Understanding Comovements and Variance in Large Numbers

In this section, we delve into the intriguing dynamics of comovements and variance within the context of large numbers. Specifically, we explore why certain departures may appear as milder power laws and how this might be explained by future studies. Here's a hint that can already provide some insights.

Key Considerations

• Large Numbers Condition: The expression $-\alpha = -1$ from equation alpha_minus_1 assumes no correlations among the time series $10^{D_{it}}$ of agents $i$ belonging to part $q$.

• Non-zero Net Cross Covariances: Allowing non-zero net cross covariances among firms within a part leads to an alternative expression for equation alpha_1:

  $var[ \tilde M_t ] = {n_q^{-\alpha}} var[10^{D(\cdot)}] = \underbrace{cov(10^D)}_{\text{$\sigma^2_M $}} + \frac{1}{n_q} var[ { 10^{ D_{it}} }]$

  Here, $\sigma^2_M$ represents an unknown comovement, and $cov(10^D)$ denotes covariance terms among agents, functioning similarly to $var[10^D]$.

Contributions to Variance

• Idiosyncratic Variances: Each agent contributes $var[10^{D(\cdot)}]$.

• Comovement Part: Adds a contribution $\tilde \sigma^2_M \equiv n_q \sigma^2_M$ per agent.

  $var[ \tilde M_t ] = \frac{1}{n_q} ( \underbrace{n_q cov(10^D) }_{\text{$\tilde \sigma^2_M $}} + \underbrace{var[10^{D_{it}}] }_{\text{$ \sigma^2_E $}} )$

Relation Between Comovement and Variance

Adopting a per agent basis comparison between comovement and $var[10^D]$ contributions reveals:

$n_q^{1 - \alpha} =1 + \frac{\tilde \sigma^2_M}{var[ { 10^{ D_{it}} }] }$

This can be rewritten as:

$(1 - \alpha) \log(n_q) = \log \left( 1 + \frac{\tilde \sigma^2_M}{var[ { 10^{ D_{it}} }] } \right)$

This relationship is visually represented in Figure alpha_comov_0, illustrating the balance between self-variance per agent ($var[10^{D_{it}}]$) and covariance per agent ($n_q cov(10^D)$) as a function of the part's population $n_q$.

Figure alpha_comov_0: The balance between variance $var[10^D]$ and covariance per agent $\tilde \sigma^2_M = n_q cov(10^D)$ is shown as a function of population size $n_q$. The slopes represent the rate of variance decay with population $\alpha$, given the distribution of micro shocks, here at $\hat \sigma = 0.5$. This plot indicates the importance of comovements among firms of a quantile given its population. For large firms with $n_q < 10$, $\tilde \sigma^2_M \approx \sigma^2_E$. In contrast, in large groups of smaller firms, the net contributions $\tilde \sigma^2_M = n_q cov(10^D)$ outweigh the averaging effect of $var[10^D]$.

Conclusion

The slope of the lines, $\alpha$, indicates the decay of variance with population size, particularly relevant when micro fluctuations are fat-tailed. The plot suggests that if comovement as in equation alpha_comov2 explains the departure from the Law of Large Numbers (LLN), it shows how significant the covariance of an agent is compared to its variance.

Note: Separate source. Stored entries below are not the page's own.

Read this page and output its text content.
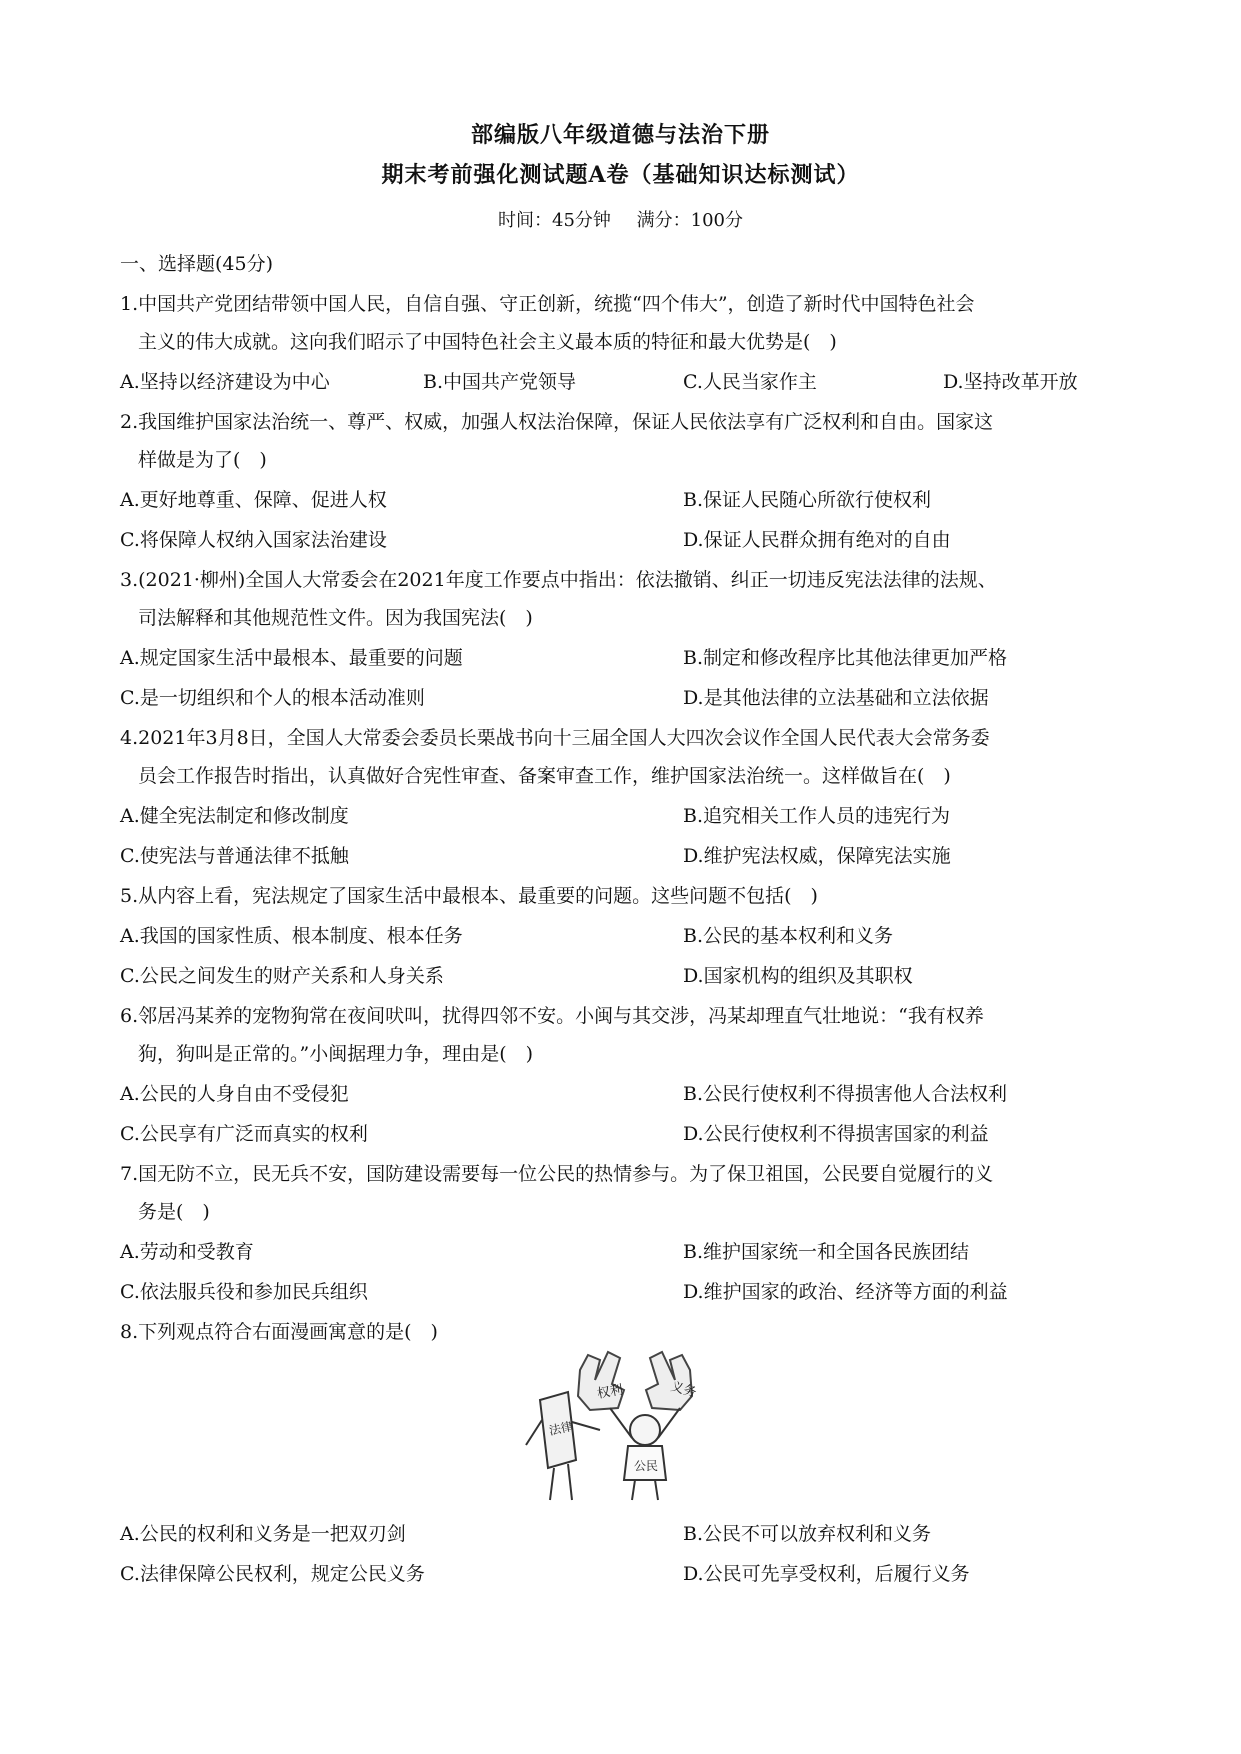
部编版八年级道德与法治下册
期末考前强化测试题A卷（基础知识达标测试）
时间：45分钟 满分：100分
一、选择题(45分)
1.中国共产党团结带领中国人民，自信自强、守正创新，统揽“四个伟大”，创造了新时代中国特色社会
主义的伟大成就。这向我们昭示了中国特色社会主义最本质的特征和最大优势是(　)
A.坚持以经济建设为中心	B.中国共产党领导	C.人民当家作主	D.坚持改革开放
2.我国维护国家法治统一、尊严、权威，加强人权法治保障，保证人民依法享有广泛权利和自由。国家这
样做是为了(　)
A.更好地尊重、保障、促进人权	B.保证人民随心所欲行使权利
C.将保障人权纳入国家法治建设	D.保证人民群众拥有绝对的自由
3.(2021·柳州)全国人大常委会在2021年度工作要点中指出：依法撤销、纠正一切违反宪法法律的法规、
司法解释和其他规范性文件。因为我国宪法(　)
A.规定国家生活中最根本、最重要的问题	B.制定和修改程序比其他法律更加严格
C.是一切组织和个人的根本活动准则	D.是其他法律的立法基础和立法依据
4.2021年3月8日，全国人大常委会委员长栗战书向十三届全国人大四次会议作全国人民代表大会常务委
员会工作报告时指出，认真做好合宪性审查、备案审查工作，维护国家法治统一。这样做旨在(　)
A.健全宪法制定和修改制度	B.追究相关工作人员的违宪行为
C.使宪法与普通法律不抵触	D.维护宪法权威，保障宪法实施
5.从内容上看，宪法规定了国家生活中最根本、最重要的问题。这些问题不包括(　)
A.我国的国家性质、根本制度、根本任务	B.公民的基本权利和义务
C.公民之间发生的财产关系和人身关系	D.国家机构的组织及其职权
6.邻居冯某养的宠物狗常在夜间吠叫，扰得四邻不安。小闽与其交涉，冯某却理直气壮地说：“我有权养
狗，狗叫是正常的。”小闽据理力争，理由是(　)
A.公民的人身自由不受侵犯	B.公民行使权利不得损害他人合法权利
C.公民享有广泛而真实的权利	D.公民行使权利不得损害国家的利益
7.国无防不立，民无兵不安，国防建设需要每一位公民的热情参与。为了保卫祖国，公民要自觉履行的义
务是(　)
A.劳动和受教育	B.维护国家统一和全国各民族团结
C.依法服兵役和参加民兵组织	D.维护国家的政治、经济等方面的利益
8.下列观点符合右面漫画寓意的是(　)
权利	义务
公民
法律
A.公民的权利和义务是一把双刃剑	B.公民不可以放弃权利和义务
C.法律保障公民权利，规定公民义务	D.公民可先享受权利，后履行义务
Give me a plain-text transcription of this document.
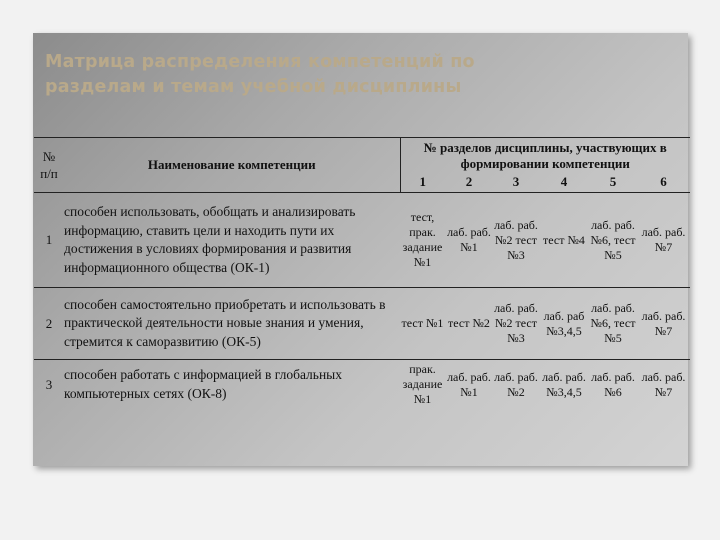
Матрица распределения компетенций по
разделам и темам учебной дисциплины
№
п/п	Наименование компетенции	№ разделов дисциплины, участвующих в формировании компетенции					
		1	2	3	4	5	6
1	способен использовать, обобщать и анализировать информацию, ставить цели и находить пути их достижения в условиях формирования и развития информационного общества (ОК-1)	тест, прак. задание №1	лаб. раб. №1	лаб. раб. №2 тест №3	тест №4	лаб. раб. №6, тест №5	лаб. раб. №7
2	способен самостоятельно приобретать и использовать в практической деятельности новые знания и умения, стремится к саморазвитию (ОК-5)	тест №1	тест №2	лаб. раб. №2 тест №3	лаб. раб №3,4,5	лаб. раб. №6, тест №5	лаб. раб. №7
3	способен работать с информацией в глобальных компьютерных сетях (ОК-8)	прак. задание №1	лаб. раб. №1	лаб. раб. №2	лаб. раб. №3,4,5	лаб. раб. №6	лаб. раб. №7
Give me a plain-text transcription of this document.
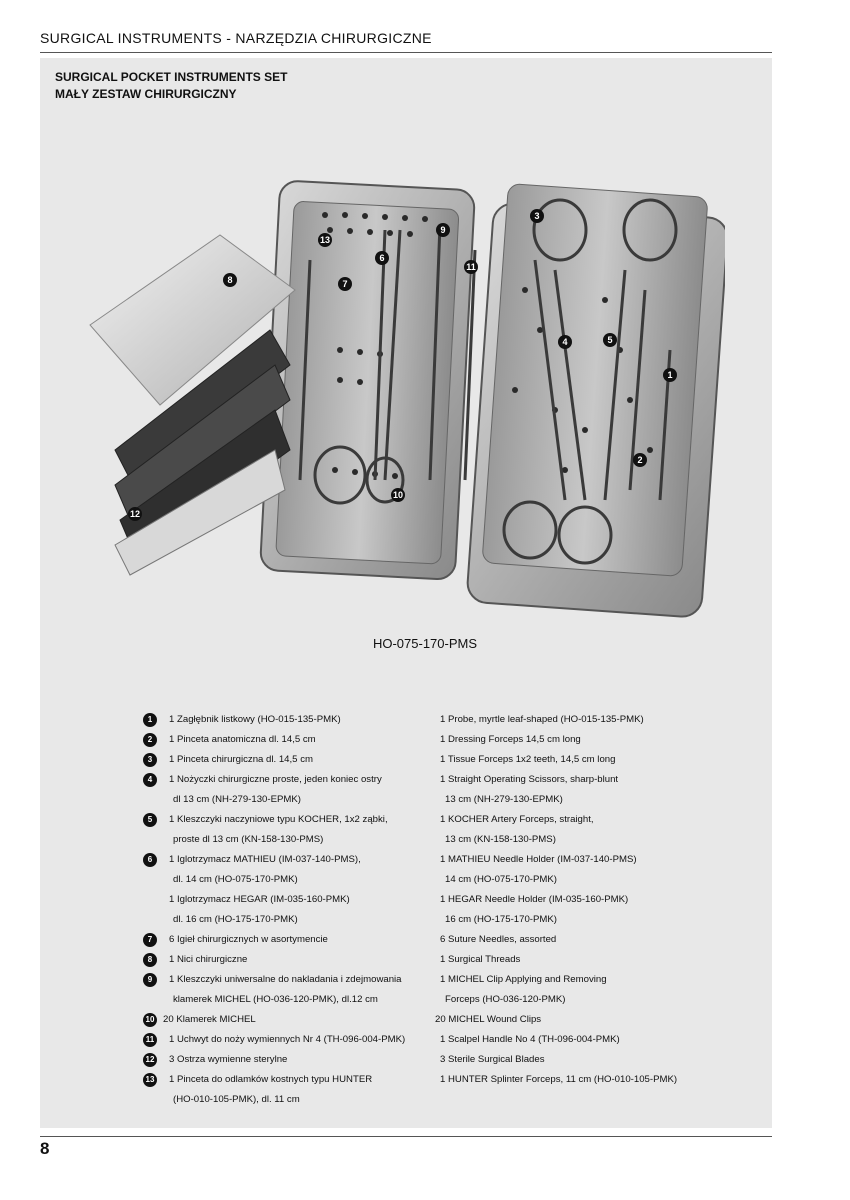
SURGICAL INSTRUMENTS - NARZĘDZIA CHIRURGICZNE
SURGICAL POCKET INSTRUMENTS SET
MAŁY ZESTAW CHIRURGICZNY
1
2
3
4	5
6
7
8
9
10
11
12
13
HO-075-170-PMS
1	1 Zagłębnik listkowy (HO-015-135-PMK)	1 Probe, myrtle leaf-shaped (HO-015-135-PMK)
2	1 Pinceta anatomiczna dl. 14,5 cm	1 Dressing Forceps 14,5 cm long
3	1 Pinceta chirurgiczna dl. 14,5 cm	1 Tissue Forceps 1x2 teeth, 14,5 cm long
4	1 Nożyczki chirurgiczne proste, jeden koniec ostry	1 Straight Operating Scissors, sharp-blunt
dl 13 cm (NH-279-130-EPMK)	13 cm (NH-279-130-EPMK)
5	1 Kleszczyki naczyniowe typu KOCHER, 1x2 ząbki,	1 KOCHER Artery Forceps, straight,
proste dl 13 cm (KN-158-130-PMS)	13 cm (KN-158-130-PMS)
6	1 Iglotrzymacz MATHIEU (IM-037-140-PMS),	1 MATHIEU Needle Holder (IM-037-140-PMS)
dl. 14 cm (HO-075-170-PMK)	14 cm (HO-075-170-PMK)
1 Iglotrzymacz HEGAR (IM-035-160-PMK)	1 HEGAR Needle Holder (IM-035-160-PMK)
dl. 16 cm (HO-175-170-PMK)	16 cm (HO-175-170-PMK)
7	6 Igieł chirurgicznych w asortymencie	6 Suture Needles, assorted
8	1 Nici chirurgiczne	1 Surgical Threads
9	1 Kleszczyki uniwersalne do nakladania i zdejmowania	1 MICHEL Clip Applying and Removing
klamerek MICHEL (HO-036-120-PMK), dl.12 cm	Forceps (HO-036-120-PMK)
10 20 Klamerek MICHEL	20 MICHEL Wound Clips
11 1 Uchwyt do noży wymiennych Nr 4 (TH-096-004-PMK)	1 Scalpel Handle No 4 (TH-096-004-PMK)
12 3 Ostrza wymienne sterylne	3 Sterile Surgical Blades
13 1 Pinceta do odlamków kostnych typu HUNTER	1 HUNTER Splinter Forceps, 11 cm (HO-010-105-PMK)
(HO-010-105-PMK), dl. 11 cm
8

In groups with few large firms, convergence is limited by self-variance and comovement contributions. Conversely, in groups with many small agents, comovement among agents mainly contributes to $var[\tilde M_t]$. Despite this, the averaging effect of large numbers still reduces volatility in large groups of small agents, while groups of few large agents remain more volatile.